Sarah told this to Livia by way of warning to the child never to stray out of the garden into the clough, for it was always dark there under the trees, and also, added Sarah, improving the legend to suit the occasion, the ghosts were really liable to be seen at any time of the day or night. But that made Livia all the more eager to stray. She was an only child, without playmates, and it would surely be breathlessly exciting to meet three possible playmates all at once, even if they were only ghosts. She was not afraid of ghosts. In fact she was not then, or ever, afraid of anything, but she had a precocious aversion to being bored, and it WAS boring to sit in the Stoneclough drawing-room with her nose pressed to the window-pane, staring beyond the shrubs of the garden to that downward distance whence she believed her father, in some mysterious way, would return, since that was the way Sarah said he had gone.

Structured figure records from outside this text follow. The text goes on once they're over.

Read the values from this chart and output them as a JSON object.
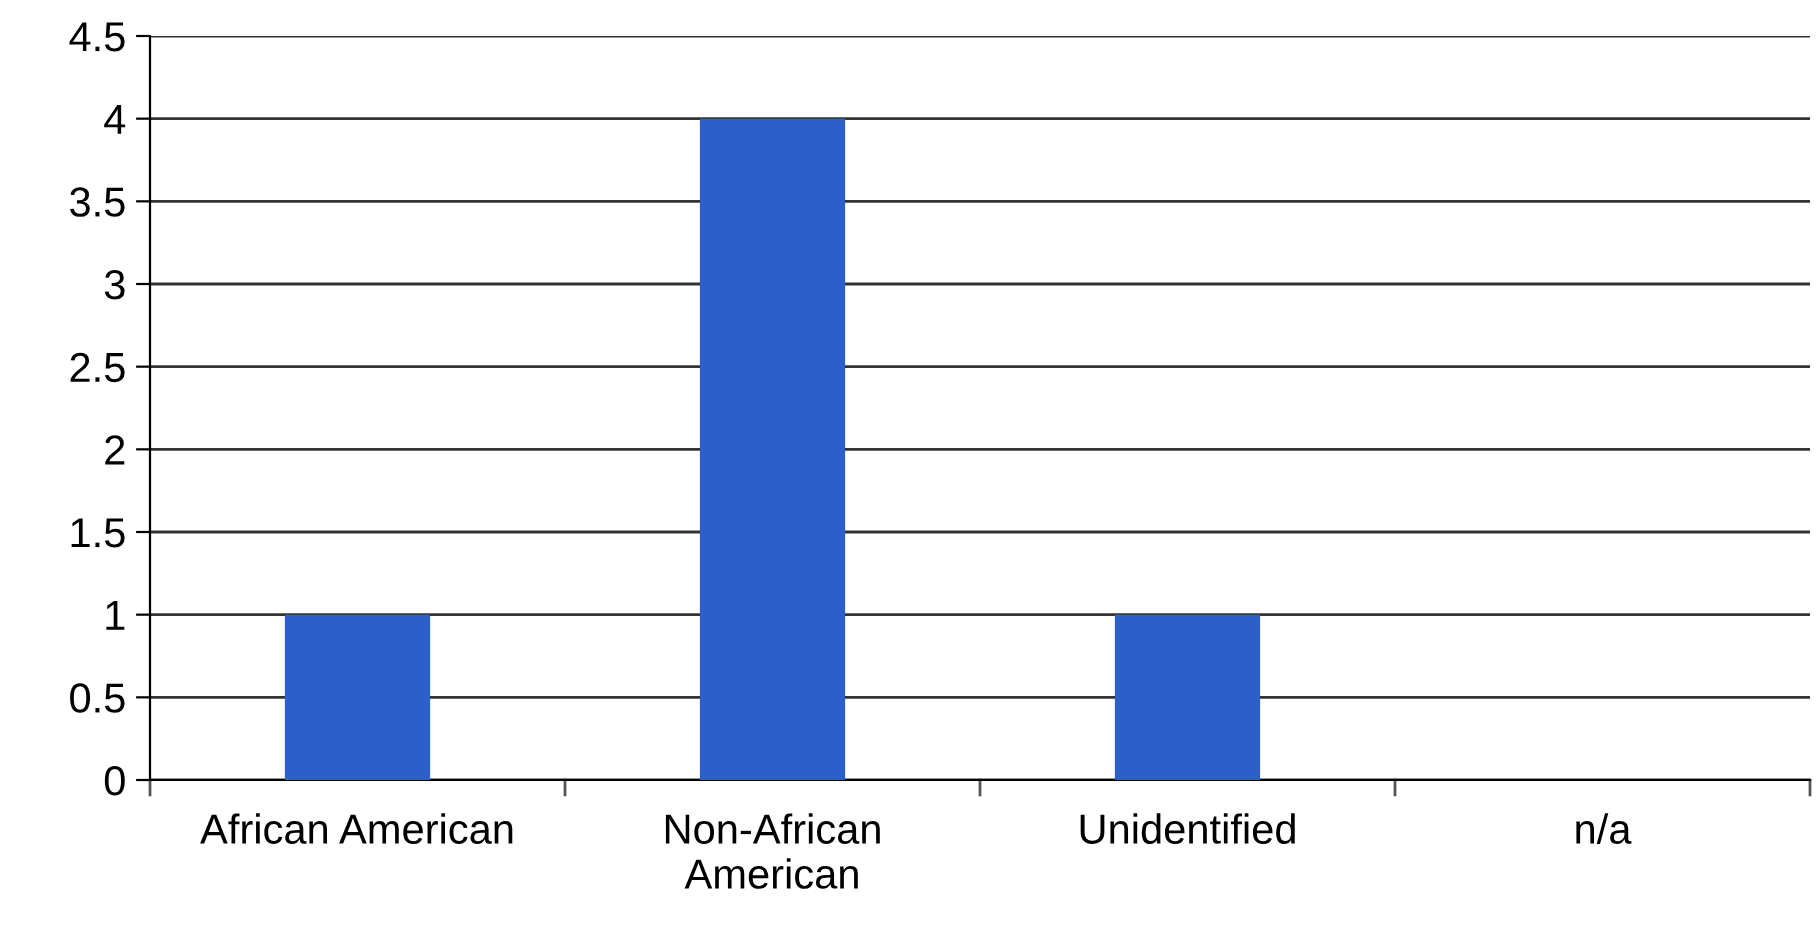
{
  "chart_data": {
    "type": "bar",
    "categories": [
      "African American",
      "Non-African\nAmerican",
      "Unidentified",
      "n/a"
    ],
    "values": [
      1,
      4,
      1,
      0
    ],
    "color": "#2d5fc8",
    "ylim": [
      0,
      4.5
    ],
    "yticks": [
      0,
      0.5,
      1,
      1.5,
      2,
      2.5,
      3,
      3.5,
      4,
      4.5
    ],
    "grid": "y",
    "legend": false
  }
}
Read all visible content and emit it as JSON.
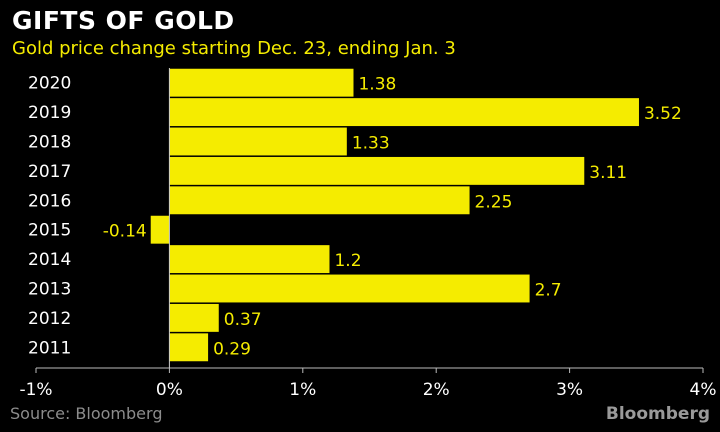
{
  "header": {
    "title": "GIFTS OF GOLD",
    "subtitle": "Gold price change starting Dec. 23, ending Jan. 3"
  },
  "footer": {
    "source": "Source: Bloomberg",
    "brand": "Bloomberg"
  },
  "colors": {
    "background": "#000000",
    "bar": "#f5ec00",
    "label": "#f5ec00",
    "axis_text": "#ffffff",
    "title": "#ffffff",
    "subtitle": "#f5ec00",
    "gridline": "#555555"
  },
  "chart_data": {
    "type": "bar",
    "orientation": "horizontal",
    "title": "GIFTS OF GOLD",
    "subtitle": "Gold price change starting Dec. 23, ending Jan. 3",
    "categories": [
      "2020",
      "2019",
      "2018",
      "2017",
      "2016",
      "2015",
      "2014",
      "2013",
      "2012",
      "2011"
    ],
    "values": [
      1.38,
      3.52,
      1.33,
      3.11,
      2.25,
      -0.14,
      1.2,
      2.7,
      0.37,
      0.29
    ],
    "data_labels": [
      "1.38",
      "3.52",
      "1.33",
      "3.11",
      "2.25",
      "-0.14",
      "1.2",
      "2.7",
      "0.37",
      "0.29"
    ],
    "xlim": [
      -1,
      4
    ],
    "xticks": [
      -1,
      0,
      1,
      2,
      3,
      4
    ],
    "xtick_labels": [
      "-1%",
      "0%",
      "1%",
      "2%",
      "3%",
      "4%"
    ],
    "xlabel": "",
    "ylabel": "",
    "grid": false,
    "legend": "none"
  }
}
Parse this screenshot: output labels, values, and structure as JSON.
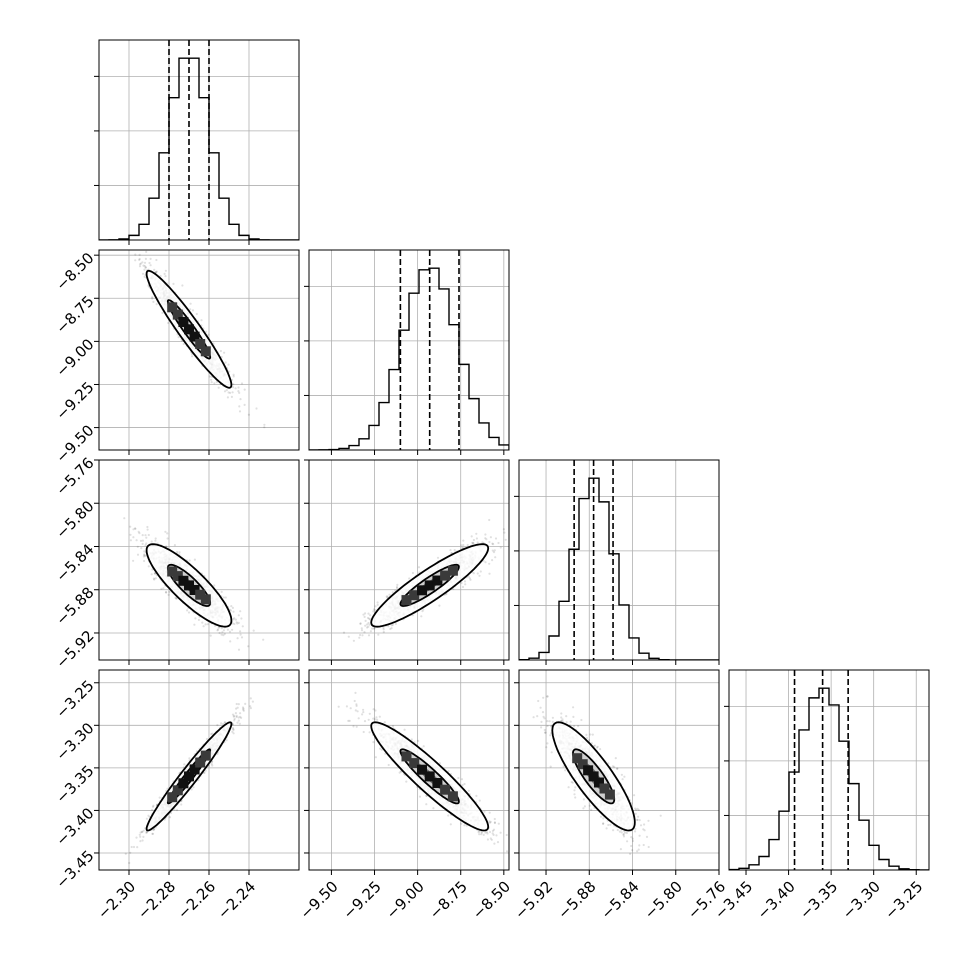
{
  "chart_data": {
    "type": "corner",
    "title": "",
    "parameters": [
      {
        "range": [
          -2.315,
          -2.215
        ],
        "ticks": [
          -2.3,
          -2.28,
          -2.26,
          -2.24
        ],
        "tick_labels": [
          "−2.30",
          "−2.28",
          "−2.26",
          "−2.24"
        ],
        "mean": -2.27,
        "sd": 0.01,
        "quantiles": [
          -2.28,
          -2.27,
          -2.26
        ]
      },
      {
        "range": [
          -9.63,
          -8.47
        ],
        "ticks": [
          -9.5,
          -9.25,
          -9.0,
          -8.75,
          -8.5
        ],
        "tick_labels": [
          "−9.50",
          "−9.25",
          "−9.00",
          "−8.75",
          "−8.50"
        ],
        "mean": -8.93,
        "sd": 0.16,
        "quantiles": [
          -9.1,
          -8.93,
          -8.76
        ]
      },
      {
        "range": [
          -5.945,
          -5.76
        ],
        "ticks": [
          -5.92,
          -5.88,
          -5.84,
          -5.8,
          -5.76
        ],
        "tick_labels": [
          "−5.92",
          "−5.88",
          "−5.84",
          "−5.80",
          "−5.76"
        ],
        "mean": -5.876,
        "sd": 0.018,
        "quantiles": [
          -5.894,
          -5.876,
          -5.858
        ]
      },
      {
        "range": [
          -3.47,
          -3.235
        ],
        "ticks": [
          -3.45,
          -3.4,
          -3.35,
          -3.3,
          -3.25
        ],
        "tick_labels": [
          "−3.45",
          "−3.40",
          "−3.35",
          "−3.30",
          "−3.25"
        ],
        "mean": -3.36,
        "sd": 0.03,
        "quantiles": [
          -3.393,
          -3.36,
          -3.33
        ]
      }
    ],
    "histogram_bins": 20,
    "correlations": [
      {
        "pair": [
          0,
          1
        ],
        "rho": -0.95
      },
      {
        "pair": [
          0,
          2
        ],
        "rho": -0.85
      },
      {
        "pair": [
          1,
          2
        ],
        "rho": 0.9
      },
      {
        "pair": [
          0,
          3
        ],
        "rho": 0.97
      },
      {
        "pair": [
          1,
          3
        ],
        "rho": -0.93
      },
      {
        "pair": [
          2,
          3
        ],
        "rho": -0.85
      }
    ],
    "contour_levels_sigma": [
      1.0,
      2.0
    ],
    "grid": true,
    "colors": {
      "points": "#000000",
      "contours": "#000000",
      "grid": "#b0b0b0"
    }
  }
}
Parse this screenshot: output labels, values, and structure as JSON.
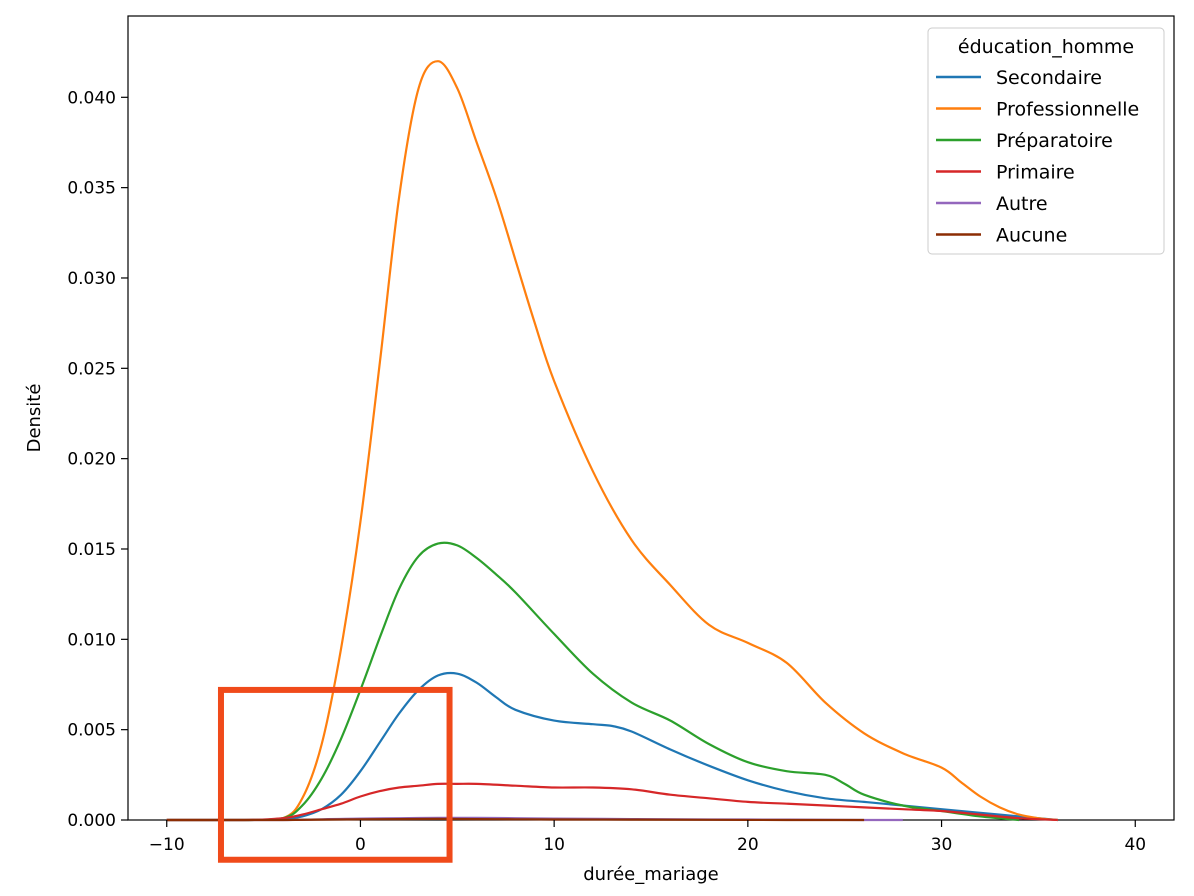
{
  "chart_data": {
    "type": "line",
    "title": "",
    "xlabel": "durée_mariage",
    "ylabel": "Densité",
    "xlim": [
      -12,
      42
    ],
    "ylim": [
      0,
      0.0445
    ],
    "xticks": [
      -10,
      0,
      10,
      20,
      30,
      40
    ],
    "xtick_labels": [
      "−10",
      "0",
      "10",
      "20",
      "30",
      "40"
    ],
    "yticks": [
      0,
      0.005,
      0.01,
      0.015,
      0.02,
      0.025,
      0.03,
      0.035,
      0.04
    ],
    "ytick_labels": [
      "0.000",
      "0.005",
      "0.010",
      "0.015",
      "0.020",
      "0.025",
      "0.030",
      "0.035",
      "0.040"
    ],
    "grid": false,
    "legend": {
      "title": "éducation_homme",
      "position": "top-right"
    },
    "series": [
      {
        "name": "Secondaire",
        "color": "#1f77b4",
        "x": [
          -10,
          -6,
          -4,
          -3,
          -2,
          -1,
          0,
          1,
          2,
          3,
          4,
          5,
          6,
          7,
          8,
          10,
          12,
          13,
          14,
          16,
          18,
          20,
          22,
          24,
          26,
          28,
          30,
          32,
          34,
          36
        ],
        "y": [
          0,
          0,
          5e-05,
          0.0002,
          0.0006,
          0.0014,
          0.0027,
          0.0043,
          0.0059,
          0.0072,
          0.008,
          0.0081,
          0.0076,
          0.0068,
          0.0061,
          0.0055,
          0.0053,
          0.0052,
          0.0049,
          0.0039,
          0.003,
          0.0022,
          0.0016,
          0.0012,
          0.001,
          0.0008,
          0.0006,
          0.0004,
          0.0002,
          0
        ]
      },
      {
        "name": "Professionnelle",
        "color": "#ff7f0e",
        "x": [
          -10,
          -6,
          -4,
          -3,
          -2,
          -1,
          0,
          1,
          2,
          3,
          4,
          5,
          6,
          7,
          8,
          9,
          10,
          12,
          14,
          16,
          18,
          20,
          22,
          24,
          26,
          28,
          30,
          31,
          32,
          33,
          34,
          35,
          36
        ],
        "y": [
          0,
          0,
          0.0001,
          0.0012,
          0.0042,
          0.0095,
          0.0165,
          0.0253,
          0.0345,
          0.0405,
          0.042,
          0.0405,
          0.0375,
          0.0345,
          0.031,
          0.0275,
          0.0243,
          0.0193,
          0.0155,
          0.013,
          0.0108,
          0.0098,
          0.0087,
          0.0065,
          0.0048,
          0.0037,
          0.0029,
          0.0021,
          0.0013,
          0.0007,
          0.0003,
          0.0001,
          0
        ]
      },
      {
        "name": "Préparatoire",
        "color": "#2ca02c",
        "x": [
          -10,
          -6,
          -4,
          -3,
          -2,
          -1,
          0,
          1,
          2,
          3,
          4,
          5,
          6,
          7,
          8,
          10,
          12,
          14,
          16,
          18,
          20,
          22,
          24,
          25,
          26,
          28,
          30,
          32,
          34
        ],
        "y": [
          0,
          0,
          0.0001,
          0.0008,
          0.0023,
          0.0045,
          0.0072,
          0.0101,
          0.0128,
          0.0146,
          0.0153,
          0.0152,
          0.0145,
          0.0136,
          0.0126,
          0.0103,
          0.0081,
          0.0065,
          0.0055,
          0.0042,
          0.0032,
          0.0027,
          0.0025,
          0.002,
          0.0014,
          0.0008,
          0.0005,
          0.0002,
          0
        ]
      },
      {
        "name": "Primaire",
        "color": "#d62728",
        "x": [
          -10,
          -6,
          -4,
          -3,
          -2,
          -1,
          0,
          1,
          2,
          3,
          4,
          5,
          6,
          8,
          10,
          12,
          14,
          16,
          18,
          20,
          22,
          24,
          26,
          28,
          30,
          32,
          34,
          36
        ],
        "y": [
          0,
          0,
          0.0001,
          0.0003,
          0.0006,
          0.0009,
          0.0013,
          0.0016,
          0.0018,
          0.0019,
          0.002,
          0.002,
          0.002,
          0.0019,
          0.0018,
          0.0018,
          0.0017,
          0.0014,
          0.0012,
          0.001,
          0.0009,
          0.0008,
          0.0007,
          0.0006,
          0.0005,
          0.0003,
          0.0001,
          0
        ]
      },
      {
        "name": "Autre",
        "color": "#9467bd",
        "x": [
          -10,
          -6,
          -4,
          -2,
          0,
          2,
          4,
          6,
          8,
          10,
          14,
          18,
          22,
          26,
          28
        ],
        "y": [
          0,
          0,
          0,
          4e-05,
          8e-05,
          0.0001,
          0.00012,
          0.00012,
          0.0001,
          8e-05,
          5e-05,
          3e-05,
          2e-05,
          0,
          0
        ]
      },
      {
        "name": "Aucune",
        "color": "#8c2d04",
        "x": [
          -10,
          -6,
          -4,
          -2,
          0,
          2,
          4,
          6,
          8,
          10,
          14,
          18,
          22,
          26
        ],
        "y": [
          0,
          0,
          0,
          2e-05,
          4e-05,
          5e-05,
          6e-05,
          5e-05,
          4e-05,
          3e-05,
          2e-05,
          1e-05,
          0,
          0
        ]
      }
    ],
    "highlight_box": {
      "x_range": [
        -7.2,
        4.6
      ],
      "y_range": [
        -0.0022,
        0.0072
      ],
      "color": "#f04a1a"
    }
  }
}
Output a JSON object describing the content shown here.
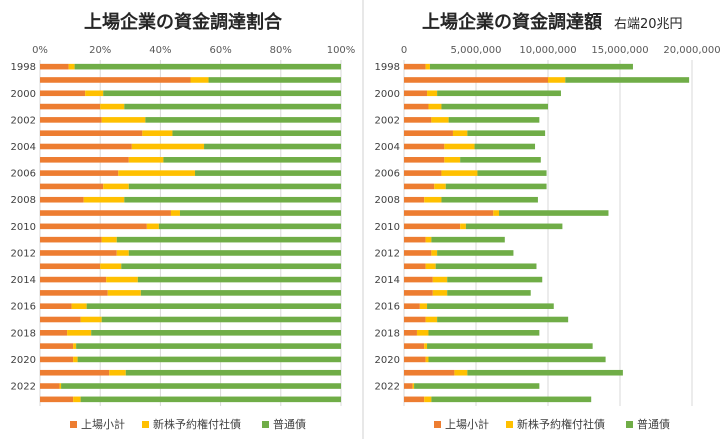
{
  "colors": {
    "orange": "#ED7D31",
    "yellow": "#FFC000",
    "green": "#70AD47",
    "grid": "#D9D9D9",
    "divider": "#D0D0D0"
  },
  "legend_labels": [
    "上場小計",
    "新株予約権付社債",
    "普通債"
  ],
  "chart_data": [
    {
      "type": "bar",
      "orientation": "horizontal",
      "stacked": "percent",
      "title": "上場企業の資金調達割合",
      "xlim": [
        0,
        100
      ],
      "x_ticks": [
        "0%",
        "20%",
        "40%",
        "60%",
        "80%",
        "100%"
      ],
      "categories": [
        "1998",
        "",
        "2000",
        "",
        "2002",
        "",
        "2004",
        "",
        "2006",
        "",
        "2008",
        "",
        "2010",
        "",
        "2012",
        "",
        "2014",
        "",
        "2016",
        "",
        "2018",
        "",
        "2020",
        "",
        "2022",
        ""
      ],
      "series": [
        {
          "name": "上場小計",
          "values": [
            9.5,
            50,
            15,
            20,
            20.5,
            34,
            30.5,
            29.5,
            26,
            21,
            14.5,
            43.5,
            35.5,
            20.5,
            25.5,
            20,
            22,
            22.5,
            10.5,
            13.5,
            9,
            11,
            11,
            23,
            6.5,
            11
          ]
        },
        {
          "name": "新株予約権付社債",
          "values": [
            2,
            6,
            6,
            8,
            14.5,
            10,
            24,
            11.5,
            25.5,
            8.5,
            13.5,
            3,
            4,
            5,
            4,
            7,
            10.5,
            11,
            5,
            7,
            8,
            1,
            1.5,
            5.5,
            0.5,
            2.5
          ]
        },
        {
          "name": "普通債",
          "values": [
            88.5,
            44,
            79,
            72,
            65,
            56,
            45.5,
            59,
            48.5,
            70.5,
            72,
            53.5,
            60.5,
            74.5,
            70.5,
            73,
            67.5,
            66.5,
            84.5,
            79.5,
            83,
            88,
            87.5,
            71.5,
            93,
            86.5
          ]
        }
      ],
      "legend": "bottom",
      "grid": true
    },
    {
      "type": "bar",
      "orientation": "horizontal",
      "stacked": "normal",
      "title": "上場企業の資金調達額",
      "subtitle": "右端20兆円",
      "xlim": [
        0,
        20000000
      ],
      "x_ticks": [
        "0",
        "5,000,000",
        "10,000,000",
        "15,000,000",
        "20,000,000"
      ],
      "categories": [
        "1998",
        "",
        "2000",
        "",
        "2002",
        "",
        "2004",
        "",
        "2006",
        "",
        "2008",
        "",
        "2010",
        "",
        "2012",
        "",
        "2014",
        "",
        "2016",
        "",
        "2018",
        "",
        "2020",
        "",
        "2022",
        ""
      ],
      "series": [
        {
          "name": "上場小計",
          "values": [
            1500000,
            10000000,
            1600000,
            1700000,
            1900000,
            3400000,
            2800000,
            2800000,
            2600000,
            2100000,
            1400000,
            6200000,
            3900000,
            1500000,
            1900000,
            1500000,
            2000000,
            2000000,
            1100000,
            1500000,
            900000,
            1400000,
            1500000,
            3500000,
            600000,
            1400000
          ]
        },
        {
          "name": "新株予約権付社債",
          "values": [
            300000,
            1200000,
            700000,
            900000,
            1200000,
            1000000,
            2100000,
            1100000,
            2500000,
            800000,
            1200000,
            400000,
            400000,
            400000,
            400000,
            700000,
            1000000,
            1000000,
            500000,
            800000,
            800000,
            200000,
            200000,
            900000,
            100000,
            500000
          ]
        },
        {
          "name": "普通債",
          "values": [
            14100000,
            8600000,
            8600000,
            7400000,
            6300000,
            5400000,
            4200000,
            5600000,
            4800000,
            7000000,
            6700000,
            7600000,
            6700000,
            5100000,
            5300000,
            7000000,
            6600000,
            5800000,
            8800000,
            9100000,
            7700000,
            11500000,
            12300000,
            10800000,
            8700000,
            11100000
          ]
        }
      ],
      "legend": "bottom",
      "grid": true
    }
  ]
}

One grey October afternoon she managed to elude Sarah and escape from the house. There was a wet mist over the moorland; the shrubs of the garden dripped noisily as she ran among them and through the gate into the forbidden clough. She ran on, under the drenched trees, keeping watch for the ghosts, and presently the moisture that had been mist higher up turned to heavy rain; then she grew tired and cold, and—though still not in the least afraid—considerably disheartened by not meeting anyone. At last she came to the road to Browdley, though she did not recognize it, never having been walked so far by Sarah or her mother; but as she stared round, a horse and carriage came along which she did recognize. The horse was William, and Watson was driving, and inside the carriage, calling to her from the window, was her mother.

So she was promptly rescued and made to sit on the familiar black cushions through which the ends of hairs stuck out and pricked her legs. It was an unfortunate encounter, for it doubtless meant that her mother would tell Sarah and Sarah would be cross (which Livia did not fear, but it was tiresome to anticipate), and worst of all, she would be watched henceforward more carefully than ever. So she made a quick and, for a child, a rather remarkable decision; she would say she had met the three little girls— the ghostly ones—in the clough, and had run after them because they beckoned her. That could serve, at worst, as an excuse; at best, it might completely divert attention from her own misdeed. Yet as she began, a moment later, she was curiously aware that her mother was showing little interest in the story; nor did she seem angry, or startled, or impressed, or any of the other things that Livia, aged four, had ideas but no words for. Her mother merely said: “Livia, you’re wet through—you must have a bath and change all your clothes as soon as you get home.”

Nor later on was there any crossness even from Sarah, but instead a strange unhappy vagueness, as if she were thinking of something else all the time. When Livia retold her yarn, Sarah answered disappointingly: “It’s only a story, Livia, you mustn’t really believe it. There aren’t any such things as ghosts.”

“Isn’t there the Holy Ghost?” Livia asked, remembering religious instruction imparted by Miss Fortescue, who came to the house every week-day morning, and seemed already to Livia the repository of everything knowable that one did not particularly want to know.